In this post, we’ll take a look at using Snowpark directly, then see how we are able to integrate code directly into our dbt ecosystem.
For this example, we’ll use the NBA data I loaded into Snowflake in my previous post. To load the data, instantiate the Snowpark session and call the table function. In this format, we can work with the data directly using the Snowpark DataFrame API, or copy and convert the data to native pandas. A basic aggregation for both methods is shown below:
from snowflake.snowpark import Session
from snowflake.snowpark.functions import avg, date_trunc
USER = ""
ACCOUNT = ""
PASSWORD = ""
session = Session.builder.configs(
{
"account": ACCOUNT,
"user": USER,
"password": PASSWORD,
"database": "DBT_SNOWFLAKE_DEMO",
"schema": "public",
}
).create()
df = session.table("player_game_logs")
# This will work with the data directly on Snowflake.
player_points_by_week = df.group_by("PLAYER_NAME", date_trunc("WEEK", "GAME_DATE")).agg(
avg("PTS").alias("AVG_PTS")
)
# This will incur a copy on to_pandas() call.
pdf = df.to_pandas()
pplayer_points_by_week = pdf.groupby(
[pdf["PLAYER_NAME"], pdf["GAME_DATE"].dt.to_period("W")]
)["PTS"].mean()
dbt Python models are Python code snippets that are run on the data warehouse. For Snowflake, this is implemented using the procedures feature. The dbt framework will take your model, wrap it in code that provides the dbt and framework objects, and create a procedure entity on Snowflake. Evaluating the model is done by invoking the stored procedure. Python models can include a variety of packages provided by default in Snowflake.

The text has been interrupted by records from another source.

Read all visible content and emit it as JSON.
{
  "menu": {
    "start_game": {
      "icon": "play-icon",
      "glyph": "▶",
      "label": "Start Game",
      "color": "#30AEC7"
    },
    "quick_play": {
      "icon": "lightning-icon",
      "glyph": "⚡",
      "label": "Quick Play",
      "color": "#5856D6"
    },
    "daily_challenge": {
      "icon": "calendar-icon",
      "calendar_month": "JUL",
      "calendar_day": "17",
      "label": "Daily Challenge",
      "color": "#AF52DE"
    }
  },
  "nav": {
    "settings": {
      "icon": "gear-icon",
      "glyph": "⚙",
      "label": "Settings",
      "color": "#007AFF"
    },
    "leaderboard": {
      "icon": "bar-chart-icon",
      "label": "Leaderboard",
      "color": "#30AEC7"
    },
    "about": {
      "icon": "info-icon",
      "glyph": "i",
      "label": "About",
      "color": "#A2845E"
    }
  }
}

By selecting from the information_schema, we can see that there are about 1800 available packages:
phildakin#COMPUTE_WH@DBT_SNOWFLAKE_DEMO.PUBLIC>select count(distinct package_name) from information_schema.packages where language = 'python';
+------------------------------+
| COUNT(DISTINCT PACKAGE_NAME) |
|------------------------------|
| 1778 |
+------------------------------+
Define a Python model in dbt by creating a .py
file in the models/
directory containing a model function:
def model(dbt, session):
# Note - pyarrow package is needed to use to_pandas() call below on Snowflake.
dbt.config(materialized="table", packages=["pyarrow"])
df = session.table("player_game_logs")
pdf = df.to_pandas()
pplayer_points_by_week = (
pdf.groupby([pdf["PLAYER_NAME"], pdf["GAME_DATE"].dt.to_period("W")])["PTS"]
.mean()
.to_frame()
)
return pplayer_points_by_week
When run, this model will behave exactly as other dbt models.
This dbt integration allows dbt to work in mixed-language data science environments.